Carlos Antônio do Rego Albuquerque

Desde a adolescência, Carlos Antônio do Rego Albuquerque, o Bode, era presença certa nos comícios e passeatas que o PT organizava em Brasiléia, interior do Acre, distante 240 km de Rio Branco, cidade onde passou a maior parte da vida. Apaixonado por política, animava as reuniões, distribuía panfletos, vestia a camisa do partido. Ao completar 18 anos, se filiou e virou, oficialmente, um militante.

Carlos Antônio do Rego Albuquerque, 48 servidor público
faleceu em 12.jun.2020

O apelido de Bode, ganhou na infância, por imitar com frequência o som que o animal faz.

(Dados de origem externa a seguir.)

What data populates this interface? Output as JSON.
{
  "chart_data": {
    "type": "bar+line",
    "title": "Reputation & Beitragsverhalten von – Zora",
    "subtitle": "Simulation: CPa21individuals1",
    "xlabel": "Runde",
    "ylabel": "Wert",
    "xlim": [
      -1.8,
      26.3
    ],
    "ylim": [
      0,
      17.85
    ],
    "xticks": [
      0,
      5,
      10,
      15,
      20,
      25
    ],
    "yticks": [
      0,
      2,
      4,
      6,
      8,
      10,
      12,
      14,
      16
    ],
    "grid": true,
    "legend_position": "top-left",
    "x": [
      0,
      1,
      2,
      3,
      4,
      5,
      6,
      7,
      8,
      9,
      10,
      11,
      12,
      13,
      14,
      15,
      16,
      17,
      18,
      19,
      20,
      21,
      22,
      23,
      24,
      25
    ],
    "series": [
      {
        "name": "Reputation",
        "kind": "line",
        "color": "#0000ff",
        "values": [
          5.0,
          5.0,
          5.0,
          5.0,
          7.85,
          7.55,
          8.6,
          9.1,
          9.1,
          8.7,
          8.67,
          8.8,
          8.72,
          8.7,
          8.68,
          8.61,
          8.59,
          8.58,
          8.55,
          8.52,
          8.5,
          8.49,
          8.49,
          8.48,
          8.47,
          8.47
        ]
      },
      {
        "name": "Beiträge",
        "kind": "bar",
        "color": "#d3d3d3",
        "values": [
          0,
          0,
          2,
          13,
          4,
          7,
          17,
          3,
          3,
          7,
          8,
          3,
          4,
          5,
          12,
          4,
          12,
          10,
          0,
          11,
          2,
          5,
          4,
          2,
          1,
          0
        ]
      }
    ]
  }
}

No PT, que governou o Acre de 1999 a 2018, construiu amizades com simples militantes até as figuras mais influentes do partido, e tinha Lula como seu grande ídolo.

A outra paixão foi o Flamengo. Em 2009, juntou por três meses o salário de servidor da prefeitura de Brasiléia para ir ao Maracanã, no Rio de Janeiro, assistir a um jogo do time do coração. Apesar de toda dedicação ao PT, nunca foi prestigiado como desejava. Ocupou apenas cargos de pouca relevância: subcoordenador de um ginásio de esporte foi um deles.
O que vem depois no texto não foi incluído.